甲状腺機能は妊活に関係ある?
公開日: 2026-07-03
「妊活を頑張っているけれど、なかなか授からない……」 「流産を繰り返してしまうのは、私の何かがいけないの?」
そんな悩みを抱えて、誰にも言えない不安な夜を過ごしていませんか?仕事もプライベートも充実している中で、自分の体調の変化に敏感になり、未来への期待とともに少しずつ心配が重なるのは、とても自然なこと。そんな中で「なかなか思い通りにいかない」と心が折れそうになるのは、決してあなただけではありません。

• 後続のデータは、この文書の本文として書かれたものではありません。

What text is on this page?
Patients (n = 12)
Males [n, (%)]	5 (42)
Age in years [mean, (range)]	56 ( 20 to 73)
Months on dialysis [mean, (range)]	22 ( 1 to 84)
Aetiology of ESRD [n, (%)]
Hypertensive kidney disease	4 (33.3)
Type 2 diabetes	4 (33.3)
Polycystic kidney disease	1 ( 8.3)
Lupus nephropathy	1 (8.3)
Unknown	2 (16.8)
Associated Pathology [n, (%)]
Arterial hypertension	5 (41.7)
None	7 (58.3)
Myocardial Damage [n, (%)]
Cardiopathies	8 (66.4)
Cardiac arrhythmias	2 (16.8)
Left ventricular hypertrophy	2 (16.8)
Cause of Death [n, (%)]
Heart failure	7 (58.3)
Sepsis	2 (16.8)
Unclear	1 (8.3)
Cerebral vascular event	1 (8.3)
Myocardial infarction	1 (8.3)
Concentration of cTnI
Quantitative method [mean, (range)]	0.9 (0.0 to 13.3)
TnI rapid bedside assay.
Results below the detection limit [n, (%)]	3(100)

実は、そうした悩みの裏側に、意外と見落とされがちな「甲状腺(こうじょうせん)」という小さな臓器が隠れていることがあります。今日は、あなたの心に寄り添いながら、甲状腺と妊活の知られざる関係についてお話ししますね。
1. 「甲状腺」は、あなたの体のエンジンのようなもの
喉仏のすぐ下にある、蝶々のような形をした「甲状腺」。ここで作られる甲状腺ホルモンは、体の新陳代謝を促したり、体温を保ったりする「エンジンの役割」を果たしています。
このエンジンが順調に動いていることは、妊活においてとても大切です。
卵子の発育: 適切なホルモン量は、卵子の質を高め、正常な発育を助けます。
子宮内膜: 赤ちゃんが心地よく過ごすための「ふわふわのベッド」を作るためにも、甲状腺ホルモンは欠かせません。
妊娠維持: 妊娠初期、まだ赤ちゃんの甲状腺が未熟な間は、母体のホルモンを分けてあげて成長を支える必要があります。
2. もしかして……?「数値の乱れ」が教えてくれるサイン
甲状腺ホルモンは「多すぎても少なすぎても」、妊娠へのハードルを少し高くしてしまうことがあります。
ホルモンが不足している場合: ホルモンバランスが乱れて排卵がスムーズにいかなかったり、妊娠初期の維持が難しくなったりすることがあります。
ホルモンが出すぎている場合: 代謝が異常に活発になり、母体の負担が大きすぎる状態になります。
でも、安心してくださいね。もし数値に乱れがあっても、お薬で整えることで、妊娠・出産を目指すことは十分に可能です。「私の体が原因だったんだ……」と自分を責める必要は全くありません。むしろ、原因がわかれば「治療」という道筋が見える。それは、前へ進むためのとても前向きな発見なんです。
3. 「TSH」という数値を味方に
検査で一番注目されるのが「TSH(甲状腺刺激ホルモン)」という数値です。 一般的な健康診断では「異常なし」と言われる範囲でも、妊娠を希望する場合、「もう少し低めの値を目指そう」とアドバイスされることがあります。
もしクリニックで数値について指摘されても、落ち込まないでください。それは、「あなたの体が、ベストな状態で赤ちゃんを迎えるために、今少しだけ微調整が必要だよ」と教えてくれているサイン。内服薬でコントロールできることがほとんどですから、焦らずに専門医と一緒に整えていきましょう。
4. こんなサインが出ていたら、一度チェックを
もし以下の項目で思い当たるものがあれば、それは体が送っている「ちょっと見てみて」という合図かもしれません。
理由もなく疲れやすく、やる気が出ない
体が冷えやすく、常に寒さを感じる
体重の増減が激しい
月経周期が安定しない
これらは、ストレスや疲れのせいだけではなく、甲状腺機能の乱れが関わっていることもあります。「妊活中だから念のため調べておきたい」と婦人科で相談するのは、とても賢い選択ですよ。
5. 心を整えることが、何よりの治療
甲状腺の機能は、実はとても繊細で「ストレス」に影響を受けやすい側面があります。
完璧を目指しすぎて、自分を追い込んでいませんか?妊活、仕事、家事……全てを完璧にこなそうとすると、体は悲鳴を上げてしまいます。「今日は早く寝る」ことも、立派な妊活の一つです。

まとめ:あなたの体は、正解を知っている
甲状腺は、妊活において「見落とされがちな要(かなめ)」です。でも、ここを整えることで、今まで何となく感じていた「原因不明の不安」が、「この数値を整えれば大丈夫!」という「確かな安心」に変わります。
まずは一度、血液検査で自分の甲状腺の状態を確認してみませんか?
「何が原因か分からない」と一人で悩む時間を、少しでも短くするために。あなたの体と心を大切に整えていくことは、巡り巡って、一番の近道になるはずです。